I wrote the code by heart and I forgot that I must clock registers on both pos and neg clock edges. 

Here is the 'real' working code; this time I also tested it with ModelSim 

 

module divider3 ( reset, clkin, clkout ); input reset; input clkin; output clkout; reg r1, r2, clkout; always @ (posedge clkin or negedge clkin) begin if (reset) begin r1 <= 1'b0; r2 <= 1'b0; clkout <= 1'b0; end else if (r1 & r2) begin r1 <= 1'b0; r2 <= 1'b0; clkout <= ~clkout; end else begin r1 <= 1'b1; r2 <= r1; end end endmodule  

 

To Bat: 

I think the code is working and the mark to space is good, both in the initial /6 version and in the correct /3. Why not? 

If I remember correctly I already used this type circuit many years ago and it worked perfectly, with 50/50 duty cycle and no glitches. 

 

Regards 

Cris

Cris72, are you compiling that in ModelSim or Quartus 2? Within Quartus 2 I'm getting the following: 

 

Error (10239): Verilog HDL Always Construct error at asynchclockdiv.v(21): event control cannot test for both positive and negative edges of variable "clkin" 

 

line 21 is "always @ (posedge clkin or negedge clkin)" 

 

If you can trigger off both edges of the clock then the design of a div 3 is trivial. However, this isn't something you can easily do in Altera FPGAs. (at least that is my understanding). 

 

You are right though about the mark to space, I wasn't looking carefully enough at how your code worked.

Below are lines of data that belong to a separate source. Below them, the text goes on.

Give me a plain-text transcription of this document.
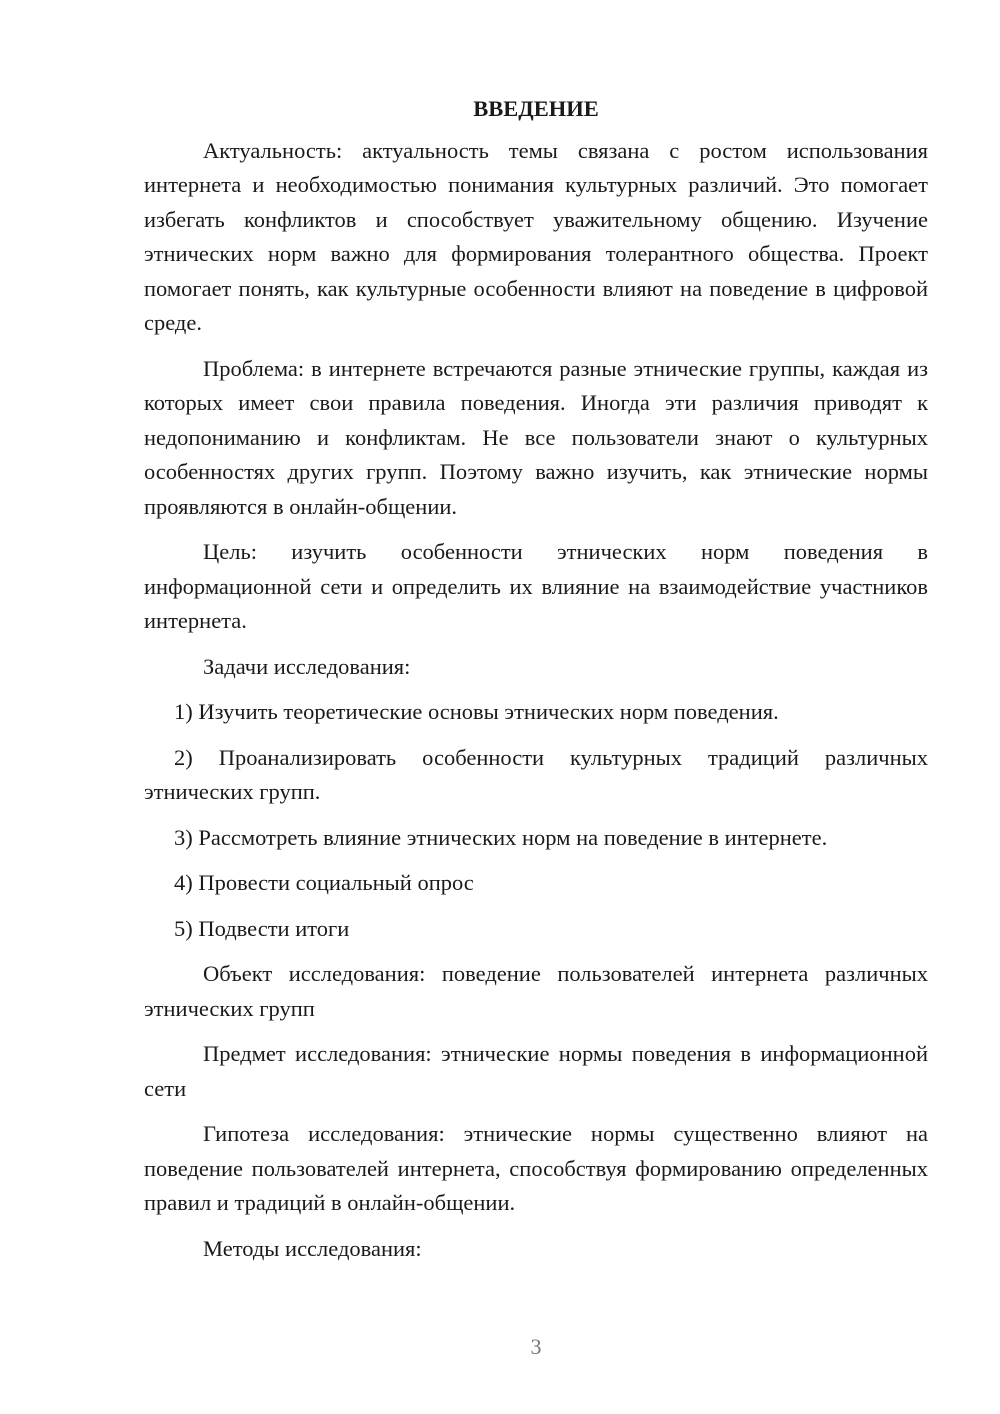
ВВЕДЕНИЕ

Актуальность: актуальность темы связана с ростом использования интернета и необходимостью понимания культурных различий. Это помогает избегать конфликтов и способствует уважительному общению. Изучение этнических норм важно для формирования толерантного общества. Проект помогает понять, как культурные особенности влияют на поведение в цифровой среде.

Проблема: в интернете встречаются разные этнические группы, каждая из которых имеет свои правила поведения. Иногда эти различия приводят к недопониманию и конфликтам. Не все пользователи знают о культурных особенностях других групп. Поэтому важно изучить, как этнические нормы проявляются в онлайн-общении.

Цель: изучить особенности этнических норм поведения в информационной сети и определить их влияние на взаимодействие участников интернета.

Задачи исследования:

1) Изучить теоретические основы этнических норм поведения.

2) Проанализировать особенности культурных традиций различных этнических групп.

3) Рассмотреть влияние этнических норм на поведение в интернете.

4) Провести социальный опрос

5) Подвести итоги

Объект исследования: поведение пользователей интернета различных этнических групп

Предмет исследования: этнические нормы поведения в информационной сети

Гипотеза исследования: этнические нормы существенно влияют на поведение пользователей интернета, способствуя формированию определенных правил и традиций в онлайн-общении.

Методы исследования:

3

I'm always up for fun. It so happens I've never done this one before. How about this. It results in 2 ALUTs and 2 Registers. 

 

module div_by_3( input clkin, output reg clkout ); wire rstn; reg clkout_r; wire clkout_r_n; assign clkout_r_n = ~clkout_r; assign rstn = clkout_r_n | clkin; always @(posedge clkin or negedge rstn) if(~rstn) clkout <= 1'b0; else clkout <= clkout_r_n; always @(posedge clkin) clkout_r <= clkout; initial begin clkout = 1'b0; clkout_r = 1'b0; end endmodule  

 

Here's a shot from the RTL viewer:

It looks good. 2 LEs (according to Quartus way of counting resources) can't be beaten.

2 LEs is good. I didn't think that would have been possible but you have proven me wrong. I'd post my design but I've a PC power supply failure to work around at the moment which is a pain. 

 

Try coming up with a latch free design (ok one that doesn't use the LE latch - I guess my solution could be considered to have a form of latch in it though made from combinatorial logic)

For clarity, we should distinguish between synchronous register (or FF) and asynchronous latch (which is implemented by Quartus mostly as logic loop).

Ok, I've received my new power supply so I'm up and running again. 

 

This is my latchless design which requires three LUTs: 

 

module asynchclockdiv ( input wire clkin, input wire reset, output wire clkout ); wire q2, q1, q0 /* synthesis keep */; assign q0 = ((clkin & !q2) | (clkin & q0) | (!q2 & q0)) & !reset; assign q1 = ((!clkin & q1) | (!clkin & q0) | (q1 &q0)) & !reset; assign q2 = (!clkin & q2 & q0) | (clkin & q2 & !q0) | (clkin & q1 & q0) | (q2 & q1); assign clkout = q2; endmodule It operates as a 6 state machine with the other two states transforming into the normal modes so it should always power up and start working. 

 

It isn't a design I would recommend for anything other than an exercise as it is very easy to break. For example, if q2 was gated with the reset line like q0 and q1 then it no longer fits into a single LE, glitching occurs and the result isn't correct. 

 

jakobjones solution makes me think it may be possible to do an async design with two LEs also. I will have to have a think about that.